Si les raison du report du projet d’Imouraren sont liées à cette difficulté financière du groupe, je pense que les Nigériens ont le droit de le savoir de façon clair et nette. Dans ce contexte, je dirai qu’Areva ne fait pas seulement du tort au Niger, mais également aux contribuables français. Ces derniers, sans le savoir peutêtre, soutiennent une société privée qui peut basculer à tout moment à cause de " ses stratégies hasardeuses " comme l’avait indiqué Greenpeace dans sa note. Cela ne va arriver si tôt toutefois vu l’ampleur du mouvement mondial en faveur du nucléaire civil. Areva devra assurer l’indépendance énergétique de la France grâce à l’uranium du Niger, et le gouvernement français ne la laissera jamais couler même s’il faut vider les comptes des français en créant d’autres taxes.

D’autre part, le besoin en énergie est tel que des nouveaux réacteurs nucléaires sont en train d’être installés dans des pays comme la Chine et l’Inde, véritables marchés pour Areva. Selon le Dr Thomas Chaize, à long terme le prix de l’uranium va connaître une forte hausse pour plusieurs raisons : - Offre : Il faut de nombreuses années entre l’augmentation des prix de l’uranium et l’ouverture des nouvelles mines d’uranium.
Demande : la demande va augmenter à cause du grand nombre de centrales en construction.
Le décalage entre l’offre et la demande d’uranium est très ancien et les stocks arrivent donc à échéance. - La hausse du prix du pétrole incite à se tourner vers d’autres types d’énergie (charbon, gaz, et uranium). - La demande en électricité devrait continuer à augmenter dans les prochaines années, surtout en Chine.
Les problèmes de réchauffement climatique incitent les pays à construire des centrales nucléaires.

Pour résumer, l’uranium comme le pétrole et le gaz naturel vont voir leur prix augmenter dans les années à venir, et les raisons sont identiques : augmentation de la demande et baisse de l’offre.

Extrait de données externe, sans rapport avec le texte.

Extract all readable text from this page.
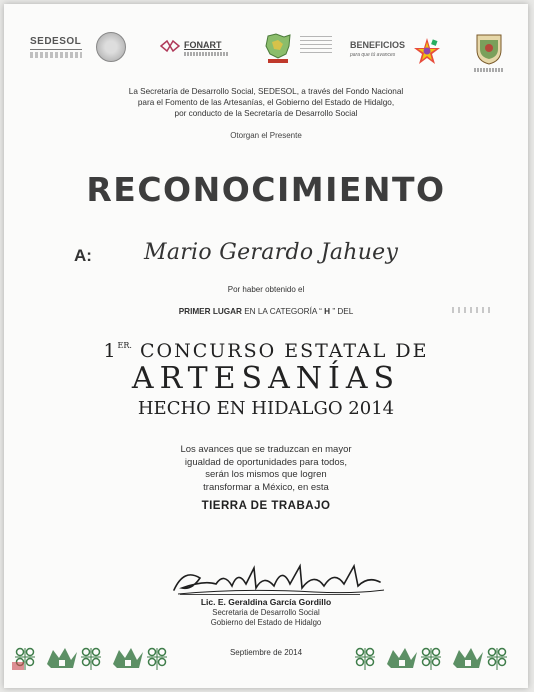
SEDESOL	FONART	BENEFICIOS
para que tú avances
La Secretaría de Desarrollo Social, SEDESOL, a través del Fondo Nacional
para el Fomento de las Artesanías, el Gobierno del Estado de Hidalgo,
por conducto de la Secretaría de Desarrollo Social
Otorgan el Presente
RECONOCIMIENTO
A: Mario Gerardo Jahuey
Por haber obtenido el
PRIMER LUGAR EN LA CATEGORÍA “ H ” DEL
$1^{ER.}$ CONCURSO ESTATAL DE
ARTESANÍAS
HECHO EN HIDALGO 2014
Los avances que se traduzcan en mayor
igualdad de oportunidades para todos,
serán los mismos que logren
transformar a México, en esta
TIERRA DE TRABAJO
Lic. E. Geraldina García Gordillo
Secretaria de Desarrollo Social
Gobierno del Estado de Hidalgo
Septiembre de 2014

Finalement on se rend compte que le contrat du gisement d’Imouraren ne profite en rien à l’Etat du Niger. Au contraire, la population de la région des mines est très exposée à l’activité radioactive. Une contamination dans certains villages est déjà dénoncée par Greenpeace. En marge de ces effets sanitaires, l’exploitation de l’uranium au Niger a favorisé la corruption dans le milieu gouvernemental et la naissance d’une mafia autour des permis miniers. A cela s’ajoute une insécurité quasi permanente qui aggrave la souffrance des populations.